Tether.to, the company that's had some suspicious patterns of behavior of late, has announced that it's been hacked for 31 million USDT. Remember, Tether is a company which has central authority to issue USDT tokens. USDT tokens are allegedly issued in a 1:1 ratio with real USD deposits. This holds true if we observe the price graph over time, as fluctuations are truly minimal.
What's interesting is that USDT were stolen, and not another cryptocurrency, which is odd given that Tethers are actually worthless. Tethers aren't in fact a cryptocurrency, they're merely a token on the Omni layer which isn't a blockchain per-se – it's a software layer on top of the Bitcoin network, which adds new features to Bitcoin's underlying transactions.
The approach they took in “solving” this problem is odd. They decided to make a change to the wallet software – a hard fork – which renders all current versions of the software incompatible with the old ones.
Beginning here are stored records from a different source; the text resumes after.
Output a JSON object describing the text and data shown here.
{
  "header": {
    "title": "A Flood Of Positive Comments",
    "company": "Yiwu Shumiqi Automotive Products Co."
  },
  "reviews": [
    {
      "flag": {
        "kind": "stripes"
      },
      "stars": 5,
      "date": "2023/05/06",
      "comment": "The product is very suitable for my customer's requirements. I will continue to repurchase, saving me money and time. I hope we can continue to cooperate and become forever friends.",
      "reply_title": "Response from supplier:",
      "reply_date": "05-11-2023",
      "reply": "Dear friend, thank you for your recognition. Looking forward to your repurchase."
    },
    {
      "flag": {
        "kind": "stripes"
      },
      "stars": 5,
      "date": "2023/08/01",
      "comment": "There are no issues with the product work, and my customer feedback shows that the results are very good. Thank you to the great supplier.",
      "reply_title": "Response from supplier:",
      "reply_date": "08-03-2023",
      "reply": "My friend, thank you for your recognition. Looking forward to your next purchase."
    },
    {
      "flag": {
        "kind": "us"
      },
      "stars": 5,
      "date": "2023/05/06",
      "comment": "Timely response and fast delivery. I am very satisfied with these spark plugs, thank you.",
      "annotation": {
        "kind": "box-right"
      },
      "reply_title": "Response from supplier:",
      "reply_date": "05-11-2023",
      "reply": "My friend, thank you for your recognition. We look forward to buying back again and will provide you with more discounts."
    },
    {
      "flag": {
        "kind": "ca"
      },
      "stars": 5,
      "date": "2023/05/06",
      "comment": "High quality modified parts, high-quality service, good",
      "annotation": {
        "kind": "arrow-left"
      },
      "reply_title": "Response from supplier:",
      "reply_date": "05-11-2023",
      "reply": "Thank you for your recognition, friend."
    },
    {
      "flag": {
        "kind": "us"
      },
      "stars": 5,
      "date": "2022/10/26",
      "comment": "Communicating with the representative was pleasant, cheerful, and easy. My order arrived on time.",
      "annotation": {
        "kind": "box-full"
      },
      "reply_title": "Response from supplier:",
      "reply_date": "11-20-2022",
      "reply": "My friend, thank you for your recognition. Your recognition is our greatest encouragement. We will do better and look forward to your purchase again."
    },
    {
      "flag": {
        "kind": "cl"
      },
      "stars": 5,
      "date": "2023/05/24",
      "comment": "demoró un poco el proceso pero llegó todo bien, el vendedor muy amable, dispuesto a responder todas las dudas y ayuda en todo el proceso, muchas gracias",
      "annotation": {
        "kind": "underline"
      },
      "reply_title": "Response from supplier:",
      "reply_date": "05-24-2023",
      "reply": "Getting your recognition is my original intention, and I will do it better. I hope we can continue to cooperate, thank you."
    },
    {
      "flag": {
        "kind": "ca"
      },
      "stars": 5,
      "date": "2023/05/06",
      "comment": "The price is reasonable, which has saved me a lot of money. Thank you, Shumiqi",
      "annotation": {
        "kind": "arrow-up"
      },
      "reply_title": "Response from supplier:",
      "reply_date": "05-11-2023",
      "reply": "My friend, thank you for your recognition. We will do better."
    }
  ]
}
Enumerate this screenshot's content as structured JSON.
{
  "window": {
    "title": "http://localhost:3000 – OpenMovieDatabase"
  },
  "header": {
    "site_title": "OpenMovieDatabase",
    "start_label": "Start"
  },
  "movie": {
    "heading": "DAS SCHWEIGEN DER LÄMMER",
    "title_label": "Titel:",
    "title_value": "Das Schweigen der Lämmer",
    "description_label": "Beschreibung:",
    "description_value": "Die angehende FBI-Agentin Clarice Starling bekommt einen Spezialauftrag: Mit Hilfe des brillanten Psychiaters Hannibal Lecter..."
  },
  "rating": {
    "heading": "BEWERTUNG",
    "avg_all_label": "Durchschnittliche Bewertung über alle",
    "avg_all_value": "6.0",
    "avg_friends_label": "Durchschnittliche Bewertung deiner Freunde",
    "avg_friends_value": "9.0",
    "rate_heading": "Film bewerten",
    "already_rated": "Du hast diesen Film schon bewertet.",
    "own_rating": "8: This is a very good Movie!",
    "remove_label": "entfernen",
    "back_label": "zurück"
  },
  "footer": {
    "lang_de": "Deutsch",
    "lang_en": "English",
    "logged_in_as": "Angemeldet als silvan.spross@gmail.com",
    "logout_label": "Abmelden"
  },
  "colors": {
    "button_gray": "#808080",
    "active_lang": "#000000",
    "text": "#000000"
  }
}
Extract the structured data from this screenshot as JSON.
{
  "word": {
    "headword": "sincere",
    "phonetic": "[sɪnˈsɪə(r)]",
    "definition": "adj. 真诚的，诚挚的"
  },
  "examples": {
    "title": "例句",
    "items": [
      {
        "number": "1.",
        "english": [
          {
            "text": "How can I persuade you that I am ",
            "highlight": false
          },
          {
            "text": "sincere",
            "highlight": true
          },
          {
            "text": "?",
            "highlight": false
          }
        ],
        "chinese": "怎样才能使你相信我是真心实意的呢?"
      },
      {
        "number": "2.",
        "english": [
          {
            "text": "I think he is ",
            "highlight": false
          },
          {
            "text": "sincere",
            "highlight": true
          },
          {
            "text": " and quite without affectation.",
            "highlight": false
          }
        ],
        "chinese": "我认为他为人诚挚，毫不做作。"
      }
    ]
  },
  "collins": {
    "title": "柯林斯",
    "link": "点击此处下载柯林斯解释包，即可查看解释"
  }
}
Specifically, the code of the wallet has been altered in such a way that a single address was blocked and blacklisted as a sender, but not as a recipient. This means the address can receive funds, but not send them out, effectively trapping the stolen USDT in place.
This is what's problematic about this:
- Tether shows how centralized USDT is as a cryptocurrency. All decisions are in their hands, just like the issuance of new USDT is.
- Tether the company clearly show how much power they have over the software used to transfer the tokens. The fact that they were able to apply this fix so quickly and without community consensus, and managed to start pushing for exchanges to implement this software update, has all the hallmarks of a centralized corporation.
- Tether's ability to directly alter an account's ability to transfer funds lends itself to attack from government and regulatory institutions.
Where to next?
The only way to make Tether secure is to add a layer of regulation on top, as explained here. There's absolutely no chance of this happening, however – they'd never allow a full audit or regulatory supervision at this point. So, what can we expect in the future? Where do we find out more?
Given that we've been warning people about Bitfinex / Tether for a while now in posts and live at conferences, these slipups aren't surprising in the least, and we're only expecting things to get worse. If you'd like to find out more about the whole Bitfinex / Tether problem area, please see the below Youtube Hangout between Tone Vays, Jimmy Song, Bitfinexed, Flibber, and BTCVIX in which a lot is actually revealed about the trustworthyness or lack thereof towards Bitfinex. It's starting to sound a whole lot like MtGox again – the scandal in which the most popular Bitcoin exchange in the world just suddenly “lost” 800000 BTC.
To successfully defend against new MtGox scandals, our advice remains the same – keep your funds off of exchanges and secure your private keys.